Non so scegliere quale ruolo educativo “altro” mi abbia costretto a crescere di più o messo più a dura prova: fare l’insegnante di supporto per adolescenti, la zia, la formatrice di gruppi di giovani, la consulente di progetti per associazioni ed enti o l’animatrice di gruppi…. Pensare alle varie esperienze attraversate mi ha fatto però rintracciare un filo rosso in comune a tutte. Per questo, se dovessi concentrare in una parola la mia comprensione dei processi educativi sarebbe “consapevolezza”, che esplorerei lungo tre direzioni.
La prima direzione che prende la consapevolezza è all’interno di me stessa
Perché non riesco a concepire il senso profondo del verbo “educare”, se non l’ho attraversato e vissuto io per prima con me stessa: quindi, per prima cosa via alla mia consapevolezza di aver avuto (e avere ancora, perché sogni e progetti non finiscono mai) tanti semi da far germogliare, crescere, nutrire, condurre e accompagnare a fiorire e sbocciare … “educati”.
L’educazione, la capacità di educare, parte, per mia esperienza, dalla capacità di dirsi e di gioire della possibilità che ci si è dati di evolvere, crescere, maturare, uscire dai soliti schemi per trovare modi nuovi di fare le cose, e scoprire così una voce in più nella nostra identità più profonda.
La seconda direzione della consapevolezza nell’educare è verso l’altro
L’esperienza da genitore si è rivelata una palestra di consapevolezza fondamentale e illuminante. Da genitore, infatti, è evidente e ti viene quotidianamente rimarcato come i tuoi figli non imparino da ciò che dici ma da ciò che fai: imporre o anche solo proporre esperienze, regole o abitudini “perché fanno bene” o “perché vanno fatte” non è possibile, vengono sottoposte dall’interrogativo pratico se tu stessa ci credi, le applichi e in che misura. Posso amarti e desiderare che tu faccia quella particolar cosa che fa bene ed è molto sana, ma solo se sarò capace di amarmi e farla io per prima che anche tu potrai provare il desiderio di farla.
Un’ottima cartina a tornasole, insomma, per capire che cosa è davvero importante fare, avere o essere e, nel caso, ritornare al punto uno, e auto-educarsi.
La terza direzione della consapevolezza è quella di abbracciare anche tutte le altre relazioni che ci coinvolgono e circondano
Educare risuona in me in innumerevoli ruoli, che si arricchiscono e interrogano reciprocamente.

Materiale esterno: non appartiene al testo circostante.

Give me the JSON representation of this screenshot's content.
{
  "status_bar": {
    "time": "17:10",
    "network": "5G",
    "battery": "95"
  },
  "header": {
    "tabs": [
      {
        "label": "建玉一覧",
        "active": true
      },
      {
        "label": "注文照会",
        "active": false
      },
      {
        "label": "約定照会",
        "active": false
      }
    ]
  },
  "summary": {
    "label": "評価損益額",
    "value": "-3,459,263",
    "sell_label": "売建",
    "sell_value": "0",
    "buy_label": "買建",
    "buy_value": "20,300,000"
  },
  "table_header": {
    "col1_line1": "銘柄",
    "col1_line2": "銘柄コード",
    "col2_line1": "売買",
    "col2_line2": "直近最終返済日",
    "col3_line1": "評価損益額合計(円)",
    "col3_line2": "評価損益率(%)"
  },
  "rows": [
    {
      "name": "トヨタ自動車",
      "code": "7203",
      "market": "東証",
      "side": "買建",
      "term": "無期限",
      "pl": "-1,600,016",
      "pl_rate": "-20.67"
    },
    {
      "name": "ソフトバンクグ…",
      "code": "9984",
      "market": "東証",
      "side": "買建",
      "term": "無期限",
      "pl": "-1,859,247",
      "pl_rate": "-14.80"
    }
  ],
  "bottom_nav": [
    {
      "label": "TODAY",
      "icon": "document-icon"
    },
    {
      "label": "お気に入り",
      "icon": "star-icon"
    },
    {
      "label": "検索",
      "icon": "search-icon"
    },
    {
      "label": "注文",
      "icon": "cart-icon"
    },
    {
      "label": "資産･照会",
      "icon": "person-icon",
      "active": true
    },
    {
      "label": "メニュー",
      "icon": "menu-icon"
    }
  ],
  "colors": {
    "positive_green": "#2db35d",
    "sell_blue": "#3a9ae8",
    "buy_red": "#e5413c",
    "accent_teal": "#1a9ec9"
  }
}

Nelle relazioni al di fuori del rapporto genitoriale, l’intensità del legame può essere molto meno bruciante di quella che ho con i miei figli, per cui vivo innanzitutto la libertà di partecipare, a questo processo educativo, oppure no, distanziandomi. Partecipando, generalmente accadono due cose.
Posso scoprire in me un maggior distacco rispetto a quello che vivo con i miei figli, scoprendo in me una capacità di empatia e di partecipazione che va al di là della proiezione, l’intuizione a riconoscere sinceramente il potenziale dell’altro, come una profonda capacità di “educare” che è far fiorire i semi presenti nell’altro.
Oppure, in segno opposto, in questa relazione stretta-ma-non-troppo posso ritrovarmi a percepire, senza strani sensi di colpa, quel fastidio nei confronti dei difetti dell’altro che mi racconta qualcosa di irrisolto dentro di me e mi obbliga a ripartire per riflettere lungo la direzione della mia consapevolezza interiore.
Quando posso, giocarmi in diversi ruoli educativi è un’occasione irripetibile e unica di approfondire chi sono nel profondo ma soprattutto chi ho il potere di essere e divenire e chissà, forse anche grazie agli interrogativi e le difficoltà dell’altro a scoprirmi capace di ripartire con nuove scommesse.